Was the cry that ethnic women, fat women, and the like, did not have to conform to Western ideals of beauty refreshing in the sixties? The cry is today echoed by everyone, from states, interest groups, East Asian plastic surgeons, to Chris Rock, to Meghan Trainor. The voice is unanimous: “these women are beautiful too.” Heck, all women are beautiful.
My discomfort with this discourse started thanks to a high school economics teacher – he said, “The demand for labour is derived demand.” McDonald’s cashiers are wanted because burgers are wanted. Likewise, women with the right waist-hip ratio were desirable because fertility was desirable, and it stuck. Often women wanted light skin, because it implied their wealth excused them from outdoor work, and it stuck. For too long, Chinese women had bound feet because it indicated obedience and daintiness (well done, Men! Marked for wealth and virtue!), and it stuck too. It stuck until history changed what indicated the primordial triad of values: virtue, health and wealth.

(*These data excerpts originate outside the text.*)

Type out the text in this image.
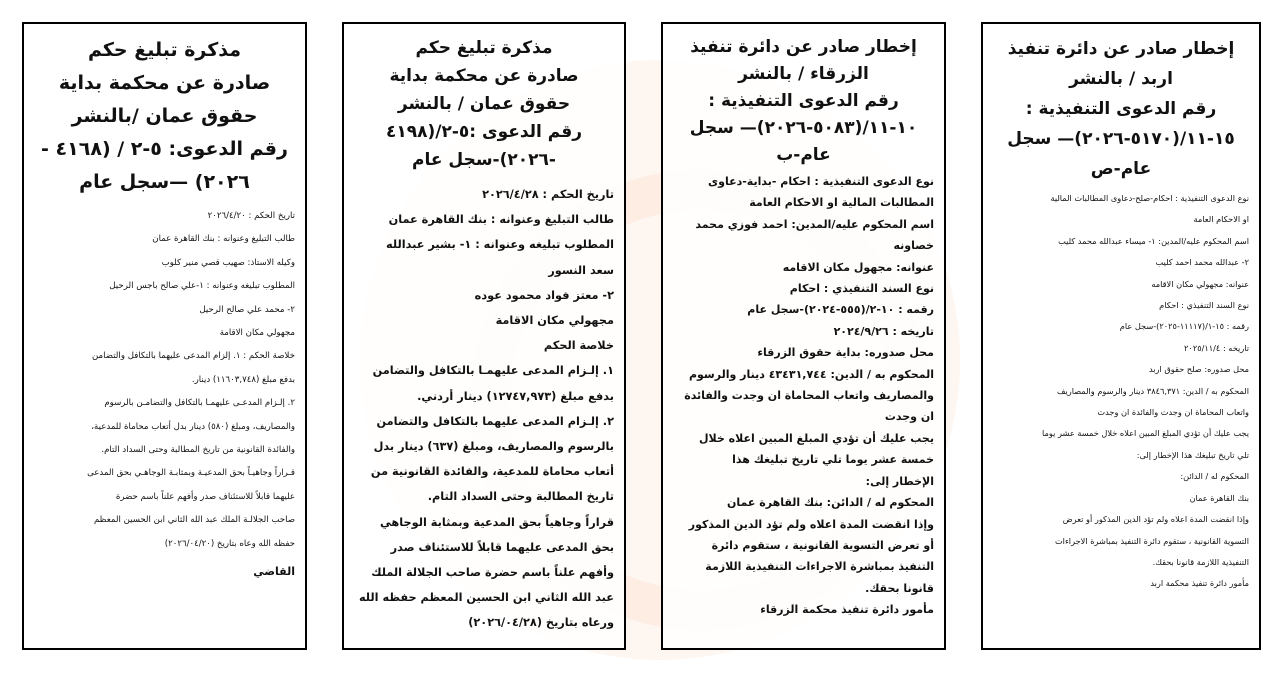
مذكرة تبليغ حكم
صادرة عن محكمة بداية
حقوق عمان /بالنشر
رقم الدعوى: ٥-٢ / (٤١٦٨ -
٢٠٢٦) —سجل عام

تاريخ الحكم : ٢٠٢٦/٤/٢٠

طالب التبليغ وعنوانه : بنك القاهرة عمان

وكيله الاستاذ: صهيب قصي منير كلوب

المطلوب تبليغه وعنوانه : ١-علي صالح باجس الرحيل

٢- محمد علي صالح الرحيل

مجهولي مكان الاقامة

خلاصة الحكم : ١. إلزام المدعى عليهما بالتكافل والتضامن

بدفع مبلغ (١١٦٠٣,٧٤٨) دينار.

٢. إلـزام المدعـى عليهمـا بالتكافل والتضامـن بالرسوم

والمصاريف، ومبلغ (٥٨٠) دينار بدل أتعاب محاماة للمدعية،

والفائدة القانونية من تاريخ المطالبة وحتى السداد التام.

قـراراً وجاهيـاً بحق المدعيـة وبمثابـة الوجاهـي بحق المدعى

عليهما قابلاً للاستئناف صدر وأفهم علناً باسم حضرة

صاحب الجلالـة الملك عبد الله الثاني ابن الحسين المعظم

حفظه الله وعاه بتاريخ (٢٠٢٦/٠٤/٢٠)

القاضي

مذكرة تبليغ حكم
صادرة عن محكمة بداية
حقوق عمان / بالنشر
رقم الدعوى :٥-٢/(٤١٩٨
-٢٠٢٦)-سجل عام

تاريخ الحكم : ٢٠٢٦/٤/٢٨

طالب التبليغ وعنوانه : بنك القاهرة عمان

المطلوب تبليغه وعنوانه : ١- بشير عبدالله

سعد النسور

٢- معتز فواد محمود عوده

مجهولي مكان الاقامة

خلاصة الحكم

١. إلـزام المدعى عليهمـا بالتكافل والتضامن

بدفع مبلغ (١٢٧٤٧,٩٧٣) دينار أردني.

٢. إلـزام المدعى عليهما بالتكافل والتضامن

بالرسوم والمصاريف، ومبلغ (٦٣٧) دينار بدل

أتعاب محاماة للمدعية، والفائدة القانونية من

تاريخ المطالبة وحتى السداد التام.

قراراً وجاهياً بحق المدعية وبمثابة الوجاهي

بحق المدعى عليهما قابلاً للاستئناف صدر

وأفهم علناً باسم حضرة صاحب الجلالة الملك

عبد الله الثاني ابن الحسين المعظم حفظه الله

ورعاه بتاريخ (٢٠٢٦/٠٤/٢٨)

إخطار صادر عن دائرة تنفيذ
الزرقاء / بالنشر
رقم الدعوى التنفيذية :
١٠-١١/(٥٠٨٣-٢٠٢٦)— سجل
عام-ب

نوع الدعوى التنفيذية : احكام -بداية-دعاوى

المطالبات المالية او الاحكام العامة

اسم المحكوم عليه/المدين: احمد فوزي محمد

خصاونه

عنوانه: مجهول مكان الاقامه

نوع السند التنفيذي : احكام

رقمه : ١٠-٢/(٥٥٥-٢٠٢٤)-سجل عام

تاريخه : ٢٠٢٤/٩/٢٦

محل صدوره: بداية حقوق الزرقاء

المحكوم به / الدين: ٤٣٤٣١,٧٤٤ دينار والرسوم

والمصاريف واتعاب المحاماة ان وجدت والفائدة

ان وجدت

يجب عليك أن تؤدي المبلغ المبين اعلاه خلال

خمسة عشر يوما تلي تاريخ تبليغك هذا

الإخطار إلى:

المحكوم له / الدائن: بنك القاهرة عمان

وإذا انقضت المدة اعلاه ولم تؤد الدين المذكور

أو تعرض التسوية القانونية ، ستقوم دائرة

التنفيذ بمباشرة الاجراءات التنفيذية اللازمة

قانونا بحقك.

مأمور دائرة تنفيذ محكمة الزرقاء

إخطار صادر عن دائرة تنفيذ
اربد / بالنشر
رقم الدعوى التنفيذية :
١٥-١١/(٥١٧٠-٢٠٢٦)— سجل
عام-ص

نوع الدعوى التنفيذية : احكام-صلح-دعاوى المطالبات المالية

او الاحكام العامة

اسم المحكوم عليه/المدين: ١- ميساء عبدالله محمد كليب

٢- عبدالله محمد احمد كليب

عنوانه: مجهولي مكان الاقامه

نوع السند التنفيذي : احكام

رقمه : ١٥-١/(١١١١٧-٢٠٢٥)-سجل عام

تاريخه : ٢٠٢٥/١١/٤

محل صدوره: صلح حقوق اربد

المحكوم به / الدين: ٣٨٤٦,٣٧١ دينار والرسوم والمصاريف

واتعاب المحاماة ان وجدت والفائدة ان وجدت

يجب عليك أن تؤدي المبلغ المبين اعلاه خلال خمسة عشر يوما

تلي تاريخ تبليغك هذا الإخطار إلى:

المحكوم له / الدائن:

بنك القاهرة عمان

وإذا انقضت المدة اعلاه ولم تؤد الدين المذكور أو تعرض

التسوية القانونية ، ستقوم دائرة التنفيذ بمباشرة الاجراءات

التنفيذية اللازمة قانونا بحقك.

مأمور دائرة تنفيذ محكمة اربد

It sounds like a paint by numbers chore now, but I am not saying a Stone Age chauvinist with an ENTP Myers-Briggs score woke up one day and said, “Right! We like them symmetrical. Big boobs, small waist, and eyes not too close together please. Shows they’re healthy and wealthy, which is good for me.” I believe whole villages, whole towns, whole states, whole empires of men (and women) gradually thought and bought that. They affirmed it until beauty became a value in its own right. With the advent of modern imperialism and globalisation, race got into it like never before. The range of physical criteria to choose and craft “beauty” out of grew broader.

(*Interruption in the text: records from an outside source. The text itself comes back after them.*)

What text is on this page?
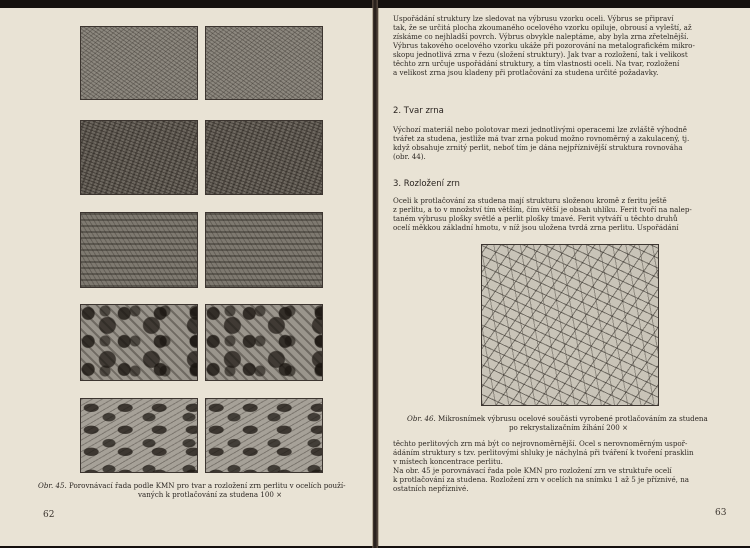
Obr. 45. Porovnávací řada podle KMN pro tvar a rozložení zrn perlitu v ocelích použí-
vaných k protlačování za studena 100 ×
62
Uspořádání struktury lze sledovat na výbrusu vzorku oceli. Výbrus se připraví
tak, že se určitá plocha zkoumaného ocelového vzorku opiluje, obrousí a vyleští, až
získáme co nejhladší povrch. Výbrus obvykle naleptáme, aby byla zrna zřetelnější.
Výbrus takového ocelového vzorku ukáže při pozorování na metalografickém mikro-
skopu jednotlivá zrna v řezu (složení struktury). Jak tvar a rozložení, tak i velikost
těchto zrn určuje uspořádání struktury, a tím vlastnosti oceli. Na tvar, rozložení
a velikost zrna jsou kladeny při protlačování za studena určité požadavky.
2. Tvar zrna
Výchozí materiál nebo polotovar mezi jednotlivými operacemi lze zvláště výhodně
tvářet za studena, jestliže má tvar zrna pokud možno rovnoměrný a zakulacený, tj.
když obsahuje zrnitý perlit, neboť tím je dána nejpříznivější struktura rovnováha
(obr. 44).
3. Rozložení zrn
Oceli k protlačování za studena mají strukturu složenou kromě z feritu ještě
z perlitu, a to v množství tím větším, čím větší je obsah uhlíku. Ferit tvoří na nalep-
taném výbrusu plošky světlé a perlit plošky tmavé. Ferit vytváří u těchto druhů
ocelí měkkou základní hmotu, v níž jsou uložena tvrdá zrna perlitu. Uspořádání
Obr. 46. Mikrosnímek výbrusu ocelové součásti vyrobené protlačováním za studena
po rekrystalizačním žíhání 200 ×
těchto perlitových zrn má být co nejrovnoměrnější. Ocel s nerovnoměrným uspoř-
ádáním struktury s tzv. perlitovými shluky je náchylná při tváření k tvoření prasklin
v místech koncentrace perlitu.
Na obr. 45 je porovnávací řada pole KMN pro rozložení zrn ve struktuře ocelí
k protlačování za studena. Rozložení zrn v ocelích na snímku 1 až 5 je příznivé, na
ostatních nepříznivé.
63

African American women did not start relaxing their hair, and East Asian women did not start curling them en masse in the jazz age because White was automatically beautiful. White, among other things, indicated class, power, modernity, which hangs around the “wealth” camp – and that made it beautiful. Herein lies the problem: Being physically beautiful only means you have something that is considered good in almost everyone’s opinion. That’s pretty dope; but it does not mean value, it only means acceptance.
When the chorus chants “Black/big/monolid/[insert something wrong here] is beautiful”, it is not a chant of self-determination. It is a prayer to be accepted, to be included as being beautiful too. Pick me! Pick me! – to be accepted into that exotic/disabled aisle. The calls of “Pick me! Pick me!” will extend the aisle longer and longer, till the manager decides it is too long and they should section it off, put it back into inventory, or do a stocktake sale one day, or something.
If I could change discourse, the chant would be “___ is ugly! I am ugly” – because ugly is ok. We do not need to be beautiful – the value of beauty is just derived value.
You have every reason to judge this as too abstract, too artsy, too impractical. I’m not sure about the first two accusations, but it is definitely impractical. Corsets were impractical too. So was foot-binding. So are high heels. We recognise beauty because we bought it. Let’s buy into ugliness.